Palm Sunday – In Antigua Guatemala

The celebration of Palm Sunday originated in the Jerusalem Church, around the late fourth century. The early Palm Sunday ceremony consisted of prayers, hymns, and sermons recited by the clergy while the people walked to various holy sites throughout the city. At the final site, the place where Christ ascended into heaven, the clergy would read from the gospels concerning the entry of Jesus into Jerusalem. In the early evening they would return to the city reciting: “Blessed is He that comes in the name of the Lord.” The children would carry palm and olive branches as the people returned through the city back to the church, where they would hold evening services.

By the fifth century, the Palm Sunday celebration had spread as far as Constantinople. Changes made in the sixth and seventh centuries resulted in two new Palm Sunday traditions – the ritual blessing of the palms, and a morning procession instead of an evening one. Adopted by the Western Church in the eighth century, the celebration received the name “Dominica in Palmis,” or “Palm Sunday”.

The celebration of Semana Santa in Antigua Guatemala is the largest in the Western Hemisphere and second in the world only to Seville, Spain. The custom of religious processions came to Guatemala in 1524 with the Spanish conquest and remain today as a sacramental centerpiece for the period of Lent. Each procession is organized by hermandades, or brotherhoods, which coordinate all of the logistics including the cucuruchos (carriers) for the andas (floats). Some of the major processions begin before dawn and conclude after dark requiring upwards of 8,000 participants along the route.

The dramas begin on Palm Sunday with the holy figures of Christ and the Santisima Virgen de Dolores (Holy Virgin of Sorrow) are carried from the churches and through the city streets, by men dressed in purple robes with white waistbands. Originally, only four people carried the holy shrine, only adorned with wild flowers, on their shoulders. Today, these shrines measure as much as 18 meters long and require dozens of men to carry them. These holy shrines or altars have evolved into complex works of art. Altar decorators and artists knowledgeable in the fields of sculpting, scene painting, iconography, and religion compete for the privilege of constructing these shrines.

The entire country is adorned with Lenten decorations as Guatemalans hang curtains, cloth bows and paper decorations of purple, red, lilac and yellow in doorways and windows. Many seasonal flowers during that time of year are also purple such as sacramental orchids, jacarandas, bougainvilleas and perennials which are used to make flower arrangements. The blessed bouquets come from a special palm tree that grows in the west coast called Royal Palm or Monarch Palm (Orbygnia cohune). During the week of Sorrow, in the departments of Escuintla, Suchitepequez, and Quetzaltenango and in the mountains of Sacatepequez, leaves from this royal palm are cut and the blessed bouquets are elaborated with them, cutting or tearing the palm leaf. These bouquets are decorated with corozo flowers that come from the same smelly palm or with season flowers like the purple steatite or red and white carnations.

Complementing the palms are carpets called alfombras forming patterns from colored sawdusts laid-out on the street pavement.
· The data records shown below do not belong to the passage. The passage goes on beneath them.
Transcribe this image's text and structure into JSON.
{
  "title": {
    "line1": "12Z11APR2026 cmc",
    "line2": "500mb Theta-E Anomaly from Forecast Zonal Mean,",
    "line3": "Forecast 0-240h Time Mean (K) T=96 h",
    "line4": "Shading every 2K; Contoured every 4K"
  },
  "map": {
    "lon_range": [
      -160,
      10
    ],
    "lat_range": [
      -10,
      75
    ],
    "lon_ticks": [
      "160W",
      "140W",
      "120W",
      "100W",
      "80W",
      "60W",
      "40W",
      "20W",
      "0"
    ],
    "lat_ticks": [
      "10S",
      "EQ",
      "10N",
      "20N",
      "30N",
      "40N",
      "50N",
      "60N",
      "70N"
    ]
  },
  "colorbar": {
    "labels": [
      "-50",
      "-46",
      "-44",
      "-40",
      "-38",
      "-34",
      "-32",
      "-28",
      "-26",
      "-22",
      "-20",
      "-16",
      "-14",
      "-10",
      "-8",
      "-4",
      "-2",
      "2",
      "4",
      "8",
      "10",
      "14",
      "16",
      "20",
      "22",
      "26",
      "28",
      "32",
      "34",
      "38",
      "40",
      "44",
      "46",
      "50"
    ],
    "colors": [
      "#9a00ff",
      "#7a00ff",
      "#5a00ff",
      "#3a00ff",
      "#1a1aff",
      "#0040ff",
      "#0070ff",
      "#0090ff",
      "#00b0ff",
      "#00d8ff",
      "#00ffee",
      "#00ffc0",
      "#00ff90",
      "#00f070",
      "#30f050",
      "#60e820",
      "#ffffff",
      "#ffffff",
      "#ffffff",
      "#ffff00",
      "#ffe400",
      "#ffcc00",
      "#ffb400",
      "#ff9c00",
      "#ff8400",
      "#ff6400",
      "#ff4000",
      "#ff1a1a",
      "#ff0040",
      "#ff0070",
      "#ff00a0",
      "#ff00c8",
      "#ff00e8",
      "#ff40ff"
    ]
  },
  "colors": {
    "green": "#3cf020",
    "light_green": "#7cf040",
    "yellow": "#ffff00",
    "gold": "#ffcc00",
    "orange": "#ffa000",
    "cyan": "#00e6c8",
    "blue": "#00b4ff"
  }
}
The carpets are real masterpieces of Art and it takes months for the families to plan out their carpets. Each one is unique and has its own signature. Carpets are built on the street just in front of their house and families and friends work together in a group effort. It became too a kind of competition to do the most beautiful carpet. Sawdust is pigmented days before and the night before the procession, neighbors start making the carpets and usually work on it all night long to be ready on time. Size and complexity of the carpets differ, as well as materials used. Most of them use sawdust but others add fruits and vegetables, plants, decorations, or anything that comes to their mind.